Newscom

Newscom

House Education and the Workforce Committee chairman John Kline (R–MN) and Representative Todd Rokita (R–IN) have introduced the Student Success Act (SSA)—a proposal to rewrite No Child Left Behind (NCLB).

While restoring excellence in education will require more than a fix to the bureaucratic NCLB, Kline’s proposal makes some improvements to existing statute. But as we wrote last week, conservatives in Congress should work to allow states to completely opt-out of NCLB while eliminating federal programs that are ineffective and duplicative, not just try to solve the multitude of problems that plague the massive NCLB.

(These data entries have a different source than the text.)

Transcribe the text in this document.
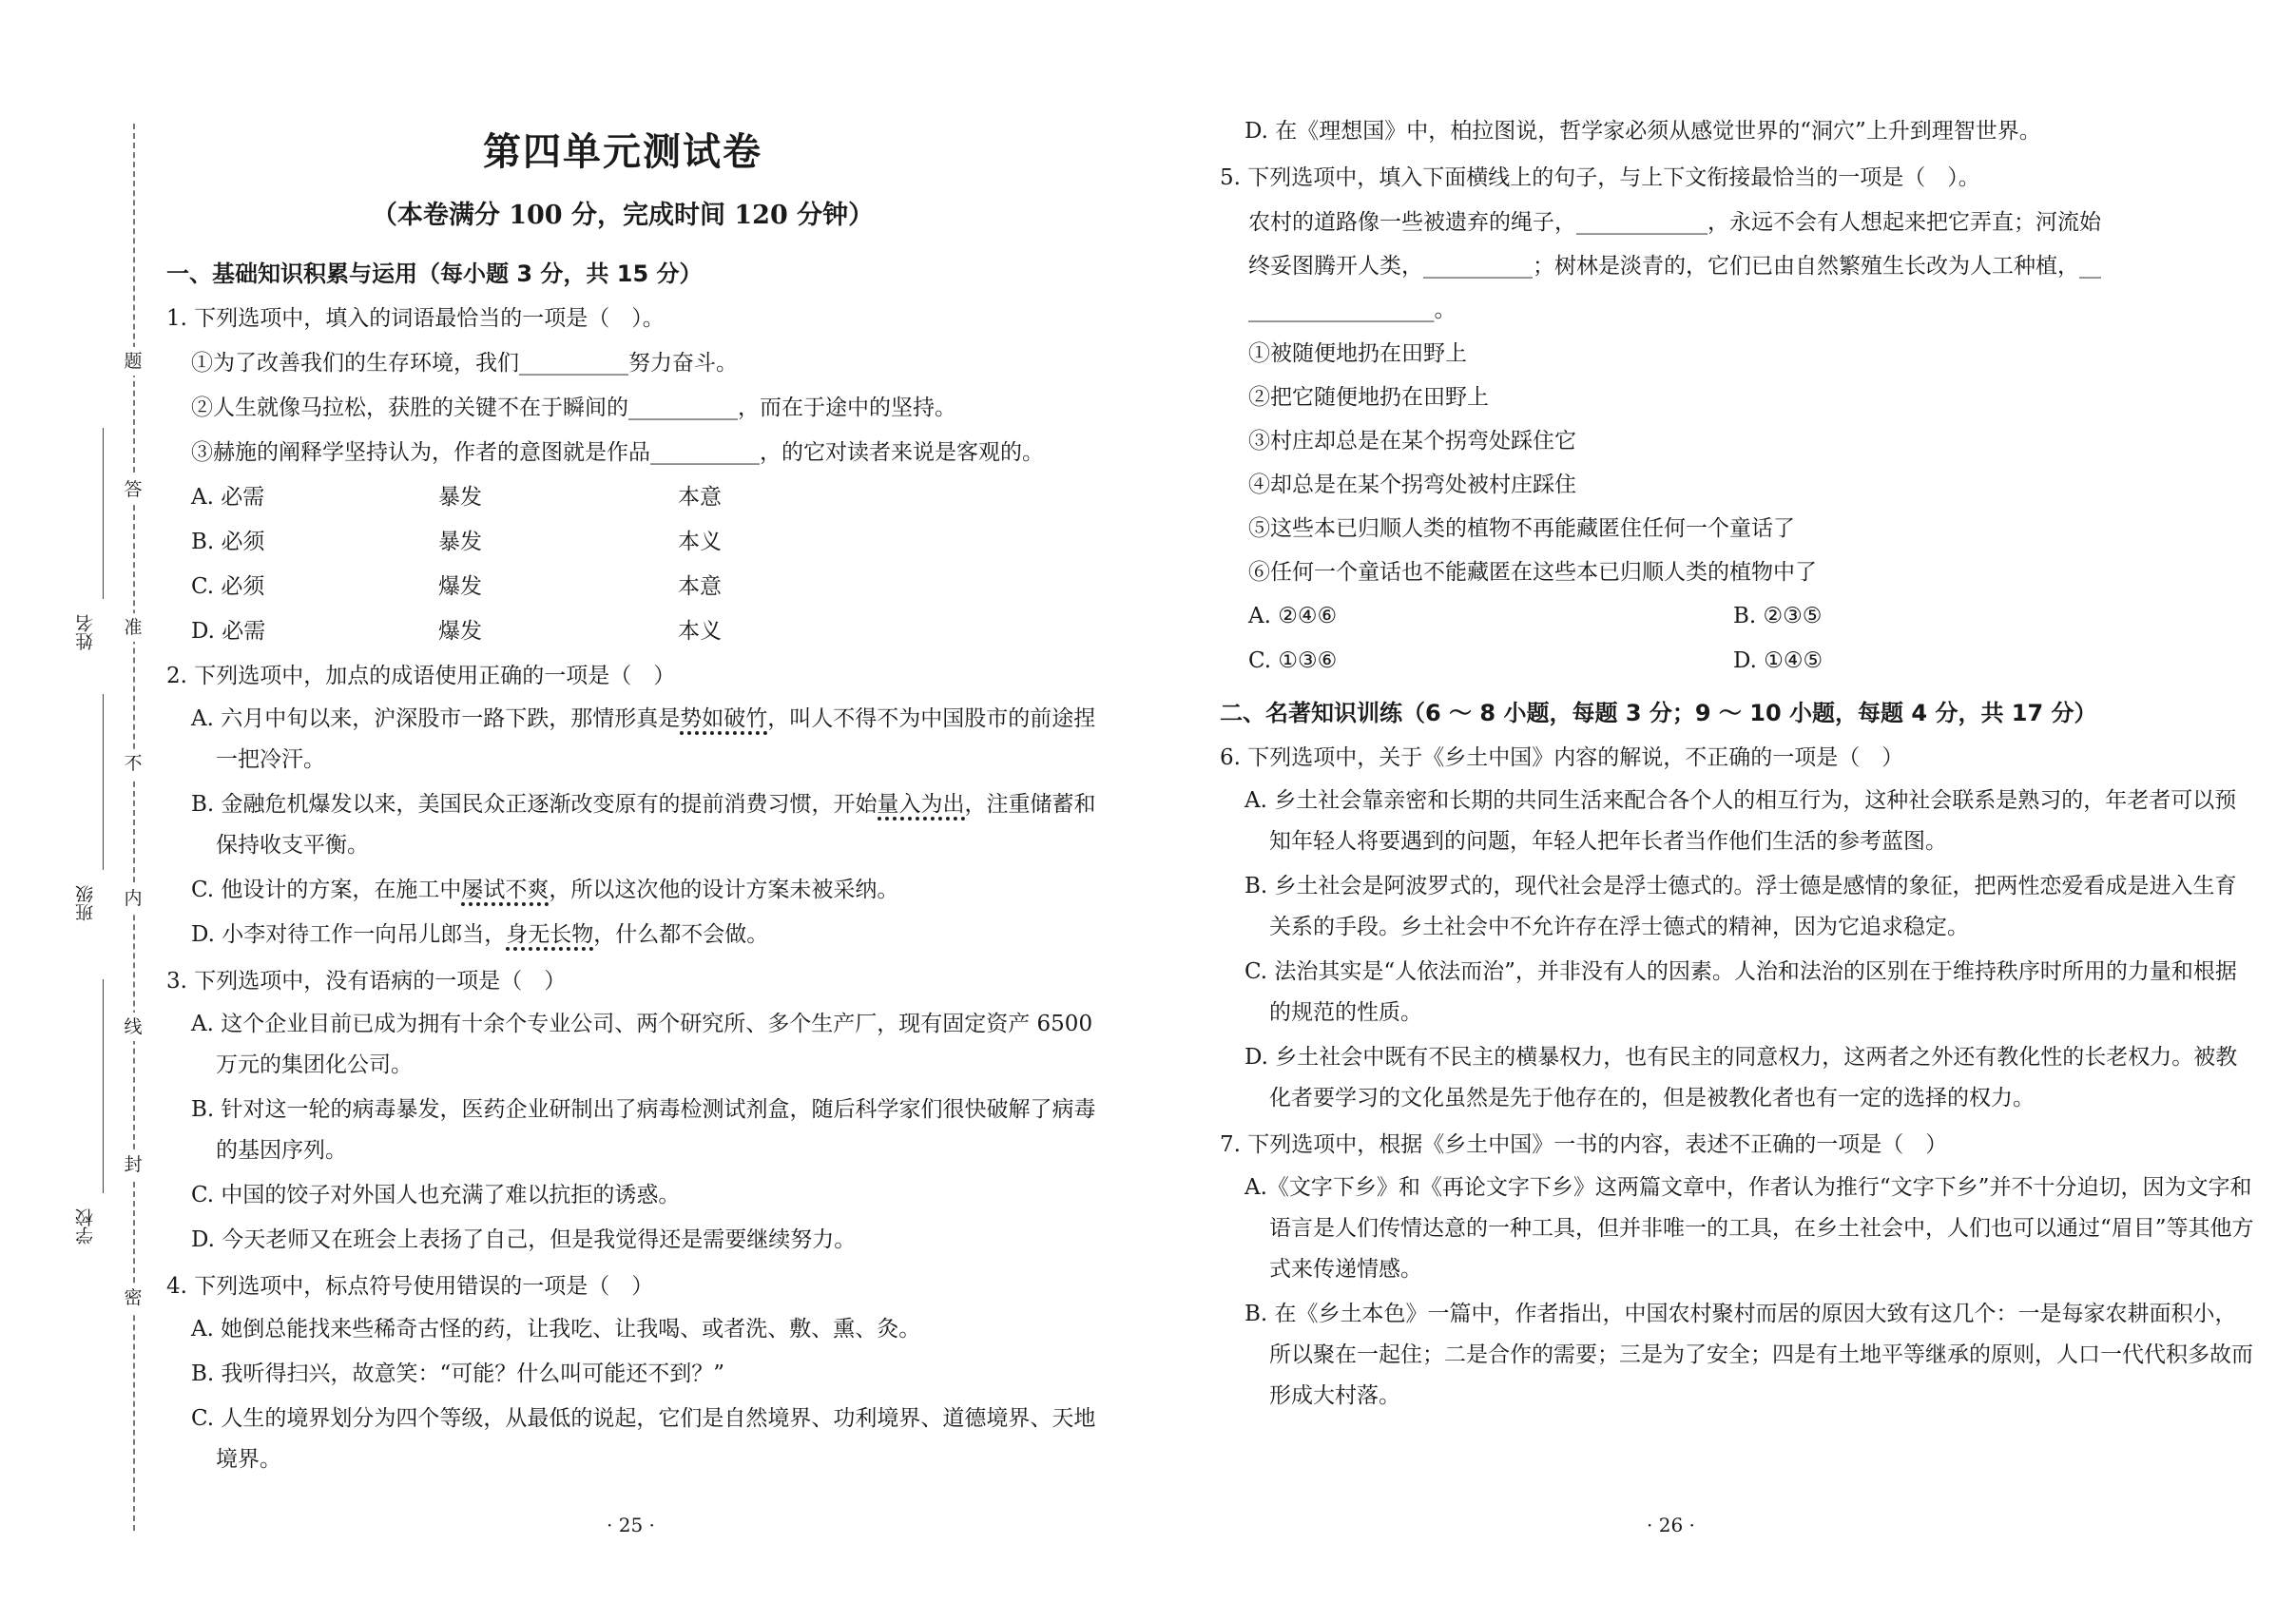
题
答
准
不
内
线
封
密
姓名
班级
学校
第四单元测试卷
（本卷满分 100 分，完成时间 120 分钟）
一、基础知识积累与运用（每小题 3 分，共 15 分）
1. 下列选项中，填入的词语最恰当的一项是（　）。
①为了改善我们的生存环境，我们__________努力奋斗。
②人生就像马拉松，获胜的关键不在于瞬间的__________，而在于途中的坚持。
③赫施的阐释学坚持认为，作者的意图就是作品__________，的它对读者来说是客观的。
A. 必需	暴发	本意
B. 必须	暴发	本义
C. 必须	爆发	本意
D. 必需	爆发	本义
2. 下列选项中，加点的成语使用正确的一项是（　）
A. 六月中旬以来，沪深股市一路下跌，那情形真是势如破竹，叫人不得不为中国股市的前途捏一把冷汗。
B. 金融危机爆发以来，美国民众正逐渐改变原有的提前消费习惯，开始量入为出，注重储蓄和保持收支平衡。
C. 他设计的方案，在施工中屡试不爽，所以这次他的设计方案未被采纳。
D. 小李对待工作一向吊儿郎当，身无长物，什么都不会做。
3. 下列选项中，没有语病的一项是（　）
A. 这个企业目前已成为拥有十余个专业公司、两个研究所、多个生产厂，现有固定资产 6500 万元的集团化公司。
B. 针对这一轮的病毒暴发，医药企业研制出了病毒检测试剂盒，随后科学家们很快破解了病毒的基因序列。
C. 中国的饺子对外国人也充满了难以抗拒的诱惑。
D. 今天老师又在班会上表扬了自己，但是我觉得还是需要继续努力。
4. 下列选项中，标点符号使用错误的一项是（　）
A. 她倒总能找来些稀奇古怪的药，让我吃、让我喝、或者洗、敷、熏、灸。
B. 我听得扫兴，故意笑：“可能？什么叫可能还不到？”
C. 人生的境界划分为四个等级，从最低的说起，它们是自然境界、功利境界、道德境界、天地境界。
· 25 ·
D. 在《理想国》中，柏拉图说，哲学家必须从感觉世界的“洞穴”上升到理智世界。
5. 下列选项中，填入下面横线上的句子，与上下文衔接最恰当的一项是（　）。
农村的道路像一些被遗弃的绳子，____________，永远不会有人想起来把它弄直；河流始
终妥图腾开人类，__________；树林是淡青的，它们已由自然繁殖生长改为人工种植，__
_________________。
①被随便地扔在田野上
②把它随便地扔在田野上
③村庄却总是在某个拐弯处踩住它
④却总是在某个拐弯处被村庄踩住
⑤这些本已归顺人类的植物不再能藏匿住任何一个童话了
⑥任何一个童话也不能藏匿在这些本已归顺人类的植物中了
A. ②④⑥	B. ②③⑤
C. ①③⑥	D. ①④⑤
二、名著知识训练（6 ～ 8 小题，每题 3 分；9 ～ 10 小题，每题 4 分，共 17 分）
6. 下列选项中，关于《乡土中国》内容的解说，不正确的一项是（　）
A. 乡土社会靠亲密和长期的共同生活来配合各个人的相互行为，这种社会联系是熟习的，年老者可以预知年轻人将要遇到的问题，年轻人把年长者当作他们生活的参考蓝图。
B. 乡土社会是阿波罗式的，现代社会是浮士德式的。浮士德是感情的象征，把两性恋爱看成是进入生育关系的手段。乡土社会中不允许存在浮士德式的精神，因为它追求稳定。
C. 法治其实是“人依法而治”，并非没有人的因素。人治和法治的区别在于维持秩序时所用的力量和根据的规范的性质。
D. 乡土社会中既有不民主的横暴权力，也有民主的同意权力，这两者之外还有教化性的长老权力。被教化者要学习的文化虽然是先于他存在的，但是被教化者也有一定的选择的权力。
7. 下列选项中，根据《乡土中国》一书的内容，表述不正确的一项是（　）
A.《文字下乡》和《再论文字下乡》这两篇文章中，作者认为推行“文字下乡”并不十分迫切，因为文字和语言是人们传情达意的一种工具，但并非唯一的工具，在乡土社会中，人们也可以通过“眉目”等其他方式来传递情感。
B. 在《乡土本色》一篇中，作者指出，中国农村聚村而居的原因大致有这几个：一是每家农耕面积小，所以聚在一起住；二是合作的需要；三是为了安全；四是有土地平等继承的原则，人口一代代积多故而形成大村落。
· 26 ·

For those keeping score at home, Kline’s Student Success Act is the third NCLB rewrite to be proposed in as many weeks. Senator Lamar Alexander (R–TN) introduced the Every Child Ready for College or Career Act last week, and Senator Tom Harkin (D–IA) introduced his highly prescriptive 1,150-page rewrite of the law.

The SSA would eliminate Adequate Yearly Progress requirements in favor of allowing states to establish their own accountability systems. The proposal would also eliminate the highly qualified teacher mandate in current law and maintenance-of-effort regulations requiring states to spend money to secure federal funding.

It would also repeal the authorizations for 21st Century Community Learning Centers, Ready to Learn Television, Safe and Drug-Free Schools, Race to the Top, School Improvement Grants, i3 grants, and dozens of other programs that are outside of the purview of the federal government.

The proposal also prohibits the Secretary of Education from dictating standards and assessments—smart policy at a time when the Obama Administration has been heavily incentivizing states to adopt Common Core national standards and tests.

The SSA increases funding for Title I—the largest pot of NCLB funds—to $16.6 billion, but it incorporates other programs to give states more flexibility in directing federal education spending. Programs geared toward Native American and migrant children, English language learners, delinquent students, and rural populations would be housed under Title I.

Although the proposal takes some important steps forward to make federal regulations less onerous, it fails to fundamentally reduce intervention in education.

For example, the Student Success Act removes the highly qualified teacher provision mandating that any teacher of a core academic subject be state-certified and hold a bachelor’s degree. But it fails to recognize that local school districts are best equipped to make informed decisions about teacher effectiveness and instead offers prescriptive mandates for how school districts are to evaluate teachers.

The proposal mandates that school districts implement teacher evaluation systems based in part on student achievement data and that those outcomes be “a significant factor in determining a teacher’s evaluation.” While basing teacher evaluations on outcome measures such as student achievement is smart school-level policy, it’s certainly not something that should be mandated by the federal government.

Moreover, conservative reforms such as portability of Title I funding are absent from the Kline–Rokita rewrite. Allowing states to make their Title I dollars portable, following a child to any public or private school of choice, is a critical reform component.

The bottom line: While it makes some improvements to existing law, at over 500 pages, Kline’s proposal does not fundamentally reduce federal intervention into education, as the 13-page conservative alternative to NCLB, the A-PLUS Act, does. Those 13 pages are a bolder, better conservative approach to restoring authority to those closest to the student.